Your process is correct however I am assuming you made a mistake in your math while solving through the exact process you described I got 31.6, what were the values you used for the initial velocity for the second stage and the final velocity for the second stage?

So i just used a different equation. Δd=Vi⋅t+1/2a⋅t . To find the displacement for the second engine. Vi=23.2m/s, t=0.6s, a=2m/s^2. I got 14.21m. then i added that to the first displacement and got 31.5m. not 31.6m

DracoMalfoy said:
So i just used a different equation. Δd=Vi⋅t+1/2a⋅t . To find the displacement for the second engine. Vi=23.2m/s, t=0.6s, a=2m/s^2. I got 14.21m. then i added that to the first displacement and got 31.5m. not 31.6m
Probably the result of the first step getting a value of 17.25 instead of the 17.28 that I got, the formula you used for the first stage's displacement I've never seen before and when I solve completely for the problem I reach 31.56 which rounds to 31.6. so maybe there was an error in your math for the first stage or the formula is just wack, either way, I prefer the one I used to solve as it's used on the AP exams.

Matthew_B said:
Probably the result of the first step getting a value of 17.25 instead of the 17.28 that I got, the formula you used for the first stage's displacement I've never seen before and when I solve completely for the problem I reach 31.56 which rounds to 31.6. so maybe there was an error in your math for the first stage or the formula is just wack, either way, I prefer the one I used to solve as it's used on the AP exams.

i redid that calculation and i did get 17.28 this time. I guess it was the math. Thanks for the help

DracoMalfoy said:
i redid that calculation and i did get 17.28 this time. I guess it was the math. Thanks for the help
Great and anytime, also keep up the work teaching yourself the material I currently am having to do something similar as my school wouldn’t let me in the AP Physics C E&M course.

1. What is kinematics and how does it relate to rocket propulsion?

Kinematics is the branch of mechanics that studies the motion of objects without considering the forces that cause the motion. It is an important concept in rocket propulsion because it helps us understand the motion of a rocket as it moves through space.

2. Can you explain the concept of displacement in relation to two engines and a rocket?

Displacement is the distance and direction of an object's change in position. In this scenario, two engines on a rocket would provide a force in opposite directions, causing the rocket to move in a specific direction.
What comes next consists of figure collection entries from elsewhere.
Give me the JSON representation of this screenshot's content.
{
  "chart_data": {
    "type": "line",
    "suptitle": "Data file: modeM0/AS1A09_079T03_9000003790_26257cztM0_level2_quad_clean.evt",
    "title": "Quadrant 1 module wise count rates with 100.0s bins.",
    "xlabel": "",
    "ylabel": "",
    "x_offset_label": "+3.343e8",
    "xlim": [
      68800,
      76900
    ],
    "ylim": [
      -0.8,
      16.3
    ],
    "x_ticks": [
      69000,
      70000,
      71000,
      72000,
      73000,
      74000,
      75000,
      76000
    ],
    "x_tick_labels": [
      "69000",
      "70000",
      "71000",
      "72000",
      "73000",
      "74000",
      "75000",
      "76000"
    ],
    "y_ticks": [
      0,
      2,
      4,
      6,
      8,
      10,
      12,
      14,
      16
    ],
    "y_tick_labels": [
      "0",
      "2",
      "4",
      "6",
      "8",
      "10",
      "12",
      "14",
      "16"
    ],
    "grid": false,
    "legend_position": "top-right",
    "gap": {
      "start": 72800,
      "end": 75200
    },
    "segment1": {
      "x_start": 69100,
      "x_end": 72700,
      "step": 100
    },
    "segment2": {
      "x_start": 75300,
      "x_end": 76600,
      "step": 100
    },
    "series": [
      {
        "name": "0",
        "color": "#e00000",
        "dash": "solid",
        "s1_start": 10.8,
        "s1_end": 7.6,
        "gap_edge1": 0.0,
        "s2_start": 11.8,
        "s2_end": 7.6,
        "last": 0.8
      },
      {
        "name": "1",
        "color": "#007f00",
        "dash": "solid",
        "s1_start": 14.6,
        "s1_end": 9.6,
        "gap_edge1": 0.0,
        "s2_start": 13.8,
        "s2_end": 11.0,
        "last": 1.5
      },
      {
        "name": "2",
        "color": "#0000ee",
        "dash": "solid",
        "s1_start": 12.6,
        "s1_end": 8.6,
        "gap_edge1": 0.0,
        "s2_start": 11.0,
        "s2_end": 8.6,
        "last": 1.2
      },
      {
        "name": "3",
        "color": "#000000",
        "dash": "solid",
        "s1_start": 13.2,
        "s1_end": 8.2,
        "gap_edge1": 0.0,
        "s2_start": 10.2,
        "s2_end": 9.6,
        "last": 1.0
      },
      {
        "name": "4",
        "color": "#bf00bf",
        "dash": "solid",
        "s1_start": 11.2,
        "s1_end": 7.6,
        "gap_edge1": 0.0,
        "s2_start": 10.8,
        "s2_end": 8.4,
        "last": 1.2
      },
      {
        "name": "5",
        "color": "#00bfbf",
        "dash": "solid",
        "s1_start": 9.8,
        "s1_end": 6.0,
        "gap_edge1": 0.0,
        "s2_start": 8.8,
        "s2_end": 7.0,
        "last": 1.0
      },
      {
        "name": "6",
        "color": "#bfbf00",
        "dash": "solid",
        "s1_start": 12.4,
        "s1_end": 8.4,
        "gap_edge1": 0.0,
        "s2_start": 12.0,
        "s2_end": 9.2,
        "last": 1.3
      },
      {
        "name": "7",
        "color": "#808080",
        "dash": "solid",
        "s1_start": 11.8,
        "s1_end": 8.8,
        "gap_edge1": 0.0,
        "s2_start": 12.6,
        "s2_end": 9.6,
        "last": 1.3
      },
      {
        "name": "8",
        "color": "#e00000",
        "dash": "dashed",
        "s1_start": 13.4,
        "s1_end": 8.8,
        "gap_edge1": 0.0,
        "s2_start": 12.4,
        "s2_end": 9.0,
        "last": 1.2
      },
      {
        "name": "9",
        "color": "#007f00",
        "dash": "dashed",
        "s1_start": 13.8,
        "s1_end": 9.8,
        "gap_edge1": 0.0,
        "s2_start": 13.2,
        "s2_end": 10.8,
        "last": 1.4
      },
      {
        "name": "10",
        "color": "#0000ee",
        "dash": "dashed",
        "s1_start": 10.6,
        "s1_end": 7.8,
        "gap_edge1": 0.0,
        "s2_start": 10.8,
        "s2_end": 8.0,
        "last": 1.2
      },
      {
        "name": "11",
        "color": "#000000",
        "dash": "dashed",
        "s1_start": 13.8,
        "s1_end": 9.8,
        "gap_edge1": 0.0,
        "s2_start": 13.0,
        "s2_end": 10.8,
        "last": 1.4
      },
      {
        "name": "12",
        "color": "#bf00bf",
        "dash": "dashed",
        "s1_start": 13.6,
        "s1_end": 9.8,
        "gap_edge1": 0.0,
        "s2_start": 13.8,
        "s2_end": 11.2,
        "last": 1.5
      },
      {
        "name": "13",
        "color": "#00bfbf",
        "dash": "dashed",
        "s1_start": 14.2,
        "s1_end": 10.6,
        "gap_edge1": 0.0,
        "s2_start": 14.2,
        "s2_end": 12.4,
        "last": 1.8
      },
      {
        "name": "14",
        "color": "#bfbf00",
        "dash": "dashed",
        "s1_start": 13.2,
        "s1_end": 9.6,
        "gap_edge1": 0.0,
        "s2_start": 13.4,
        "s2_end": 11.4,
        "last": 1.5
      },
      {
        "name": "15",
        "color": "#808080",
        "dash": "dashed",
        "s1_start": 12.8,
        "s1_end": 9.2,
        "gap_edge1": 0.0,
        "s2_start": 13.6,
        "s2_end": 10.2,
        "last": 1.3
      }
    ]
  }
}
The displacement of the rocket would be the overall change in its position from its original starting point.

3. How do two engines affect the overall velocity of a rocket?

The velocity of a rocket is determined by its mass, the force of the engines, and the amount of time they are applied. Two engines can increase the force acting on the rocket, resulting in a greater acceleration and ultimately a higher velocity.

4. What is the difference between displacement and distance traveled in kinematics?

Displacement refers to the overall change in an object's position, whereas distance traveled is the total length of the path traveled by the object. Displacement takes into account the direction of motion, while distance traveled does not.

5. How do you calculate the displacement of a rocket with two engines?

The displacement of a rocket with two engines can be calculated by determining the change in its position from the initial starting point. This can be done by subtracting the initial position from the final position, taking into account the direction of motion.